Foreword to the third edition
The 2016 third edition of the NSW Oyster Industry Sustainable Aquaculture Strategy (OISAS) is in response to the development of new floating cultivation and the availability of new materials that can be used to construct oyster infrastructure. These developments highlighted the need to clarify what constitutes a tidy oyster lease. The strategy retains all the essential elements of the previous editions with several updates and amendments to the lease marking and best practice standards.
The vision of a healthy and sustainable NSW oyster industry remains and despite a decreasing production trend, an aspirational production goal has also been retained. This is in the belief that the recent production losses from floods and disease events will be overtaken by increases in production from new species, new investment and from innovative culture technology.

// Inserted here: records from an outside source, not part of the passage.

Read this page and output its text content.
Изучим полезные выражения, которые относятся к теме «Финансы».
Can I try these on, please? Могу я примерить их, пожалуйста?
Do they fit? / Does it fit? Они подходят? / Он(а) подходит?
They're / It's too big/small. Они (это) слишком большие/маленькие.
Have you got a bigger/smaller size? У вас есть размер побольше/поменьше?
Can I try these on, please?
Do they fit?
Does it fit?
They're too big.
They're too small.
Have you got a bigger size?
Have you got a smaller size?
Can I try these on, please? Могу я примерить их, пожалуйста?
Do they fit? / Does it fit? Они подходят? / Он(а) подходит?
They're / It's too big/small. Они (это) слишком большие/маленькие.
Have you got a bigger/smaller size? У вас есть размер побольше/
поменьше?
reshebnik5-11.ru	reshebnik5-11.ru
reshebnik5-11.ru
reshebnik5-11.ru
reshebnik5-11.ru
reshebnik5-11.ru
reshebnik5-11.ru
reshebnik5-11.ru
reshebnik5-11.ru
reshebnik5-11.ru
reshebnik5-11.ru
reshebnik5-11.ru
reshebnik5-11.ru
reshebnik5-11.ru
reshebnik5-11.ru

The main change is the creation of a new Chapter 7 for Lease Marking (previously Chapter 7.1) and creation of a new Chapter 8 for Lease Tidiness (previously Chapter 7.2, and other sections of Chapter 7). The new chapter on lease tidiness includes only mandatory standards; the advisory standards have been moved to Chapter 6. The lease tidiness standards in OISAS are adopted as the definition of “tidy” for the purpose of Section 162 of the Fisheries Management Act 1994 (the Act) and this Chapter of OISAS is used by Fisheries Officers during triennial inspections as the compliance standard.
I have read the document and it is pleasing to see that some of the lease tidiness standards are now mandatory. There is also further protection for sea grasses.

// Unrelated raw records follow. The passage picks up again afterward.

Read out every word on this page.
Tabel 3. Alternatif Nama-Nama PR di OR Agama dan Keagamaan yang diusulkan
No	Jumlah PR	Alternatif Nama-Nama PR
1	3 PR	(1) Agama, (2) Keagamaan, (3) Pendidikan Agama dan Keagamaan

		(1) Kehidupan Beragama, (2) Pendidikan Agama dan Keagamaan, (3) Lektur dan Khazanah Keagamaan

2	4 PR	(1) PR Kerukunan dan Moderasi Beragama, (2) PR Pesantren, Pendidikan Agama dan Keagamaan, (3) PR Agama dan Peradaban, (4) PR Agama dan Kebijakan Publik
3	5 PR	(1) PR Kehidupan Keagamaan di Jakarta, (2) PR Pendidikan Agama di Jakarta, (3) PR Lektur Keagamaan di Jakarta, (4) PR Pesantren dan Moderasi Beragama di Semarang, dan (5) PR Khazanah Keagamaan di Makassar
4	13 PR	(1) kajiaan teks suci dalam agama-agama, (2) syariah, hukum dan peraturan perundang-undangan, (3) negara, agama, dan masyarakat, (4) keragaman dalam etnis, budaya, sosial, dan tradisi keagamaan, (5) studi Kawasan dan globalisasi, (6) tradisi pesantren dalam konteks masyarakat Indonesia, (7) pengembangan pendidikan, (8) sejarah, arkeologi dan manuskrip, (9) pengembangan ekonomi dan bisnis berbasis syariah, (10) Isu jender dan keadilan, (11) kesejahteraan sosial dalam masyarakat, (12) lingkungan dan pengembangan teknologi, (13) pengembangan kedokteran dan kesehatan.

Of interest to North Arm Cove residents would be the section on Waste Management Section 8.1.7. In particular, bio-fouling on posts and rails should be returned to shore for disposal. All wastes from culling activities must be returned to shore for disposal. Note the difference between should and must. Section 8.1.4 states that all overcatch and marine biofouling must be removed if it threatens the structural integrity of any of the infrastructure.

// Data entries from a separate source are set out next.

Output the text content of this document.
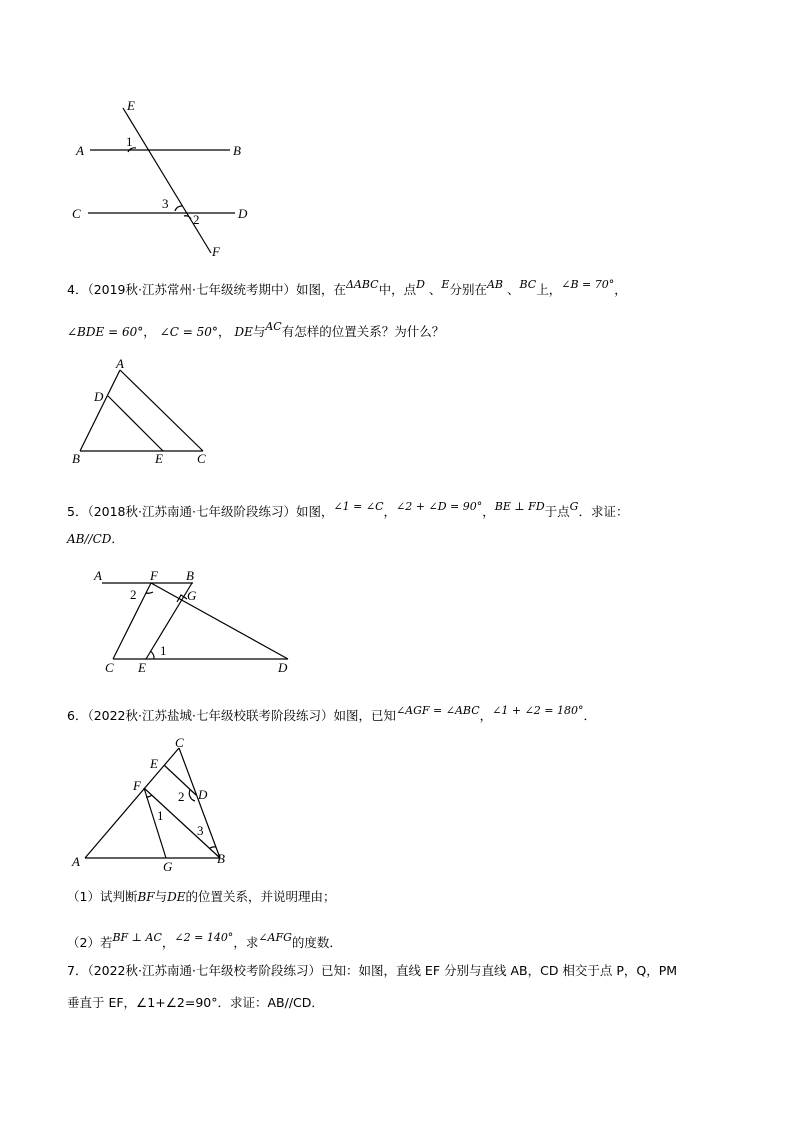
E
A	B
1
C
3
2	D
F
4．（2019秋·江苏常州·七年级统考期中）如图，在ΔABC中，点D 、E分别在AB 、BC上，∠B = 70°，
∠BDE = 60°， ∠C = 50°， DE与AC有怎样的位置关系？为什么？
A
D
B	E	C
5．（2018秋·江苏南通·七年级阶段练习）如图，∠1 = ∠C，∠2 + ∠D = 90°，BE ⊥ FD于点G．求证：
AB//CD．
A	F B
G
2
1
C E	D
6．（2022秋·江苏盐城·七年级校联考阶段练习）如图，已知∠AGF = ∠ABC，∠1 + ∠2 = 180°．
C
E
F
2 D
1
3
A	G
B
（1）试判断BF与DE的位置关系，并说明理由；
（2）若BF ⊥ AC，∠2 = 140°，求∠AFG的度数．
7．（2022秋·江苏南通·七年级校考阶段练习）已知：如图，直线 EF 分别与直线 AB，CD 相交于点 P，Q，PM
垂直于 EF，∠1+∠2=90°．求证：AB//CD．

The section on fallow leases remains unchanged. It allows leases to be fallow for up to 5 years and even longer with written approval from DPI. Considering that OL86/140 off Cove Boulevarde has not been used for many years, it would be reasonable to ask for the posts to be removed. The unused section of OL86/138 had the posts removed about 10 years ago.
The aspirational production goals have been retained. For NSW this is 7500 tonnes or 120,000 bags. Production on this scale has not been seen since the 1970’s when more than a third of the production was coming from Port Stephens. Currently 14% of NSW production comes from Port Stephens and I think it is about time this aspirational figure was corrected to remove the weighting of the Port Stephens figures. (Port Stephens is unlikely to regain these levels of oyster production due to the influx of the Pacific oyster.)
Overall, the document is substantially the same as the second edition. My comments on the unaltered sections remain the same as those outlined in NACRA’s submissions to DPI in 2006 and 2014. The advisory sections relating to lease tidiness that have been changed to mandatory are a welcome step forward and in part reflect some of the comments originally made in the NACRA submissions.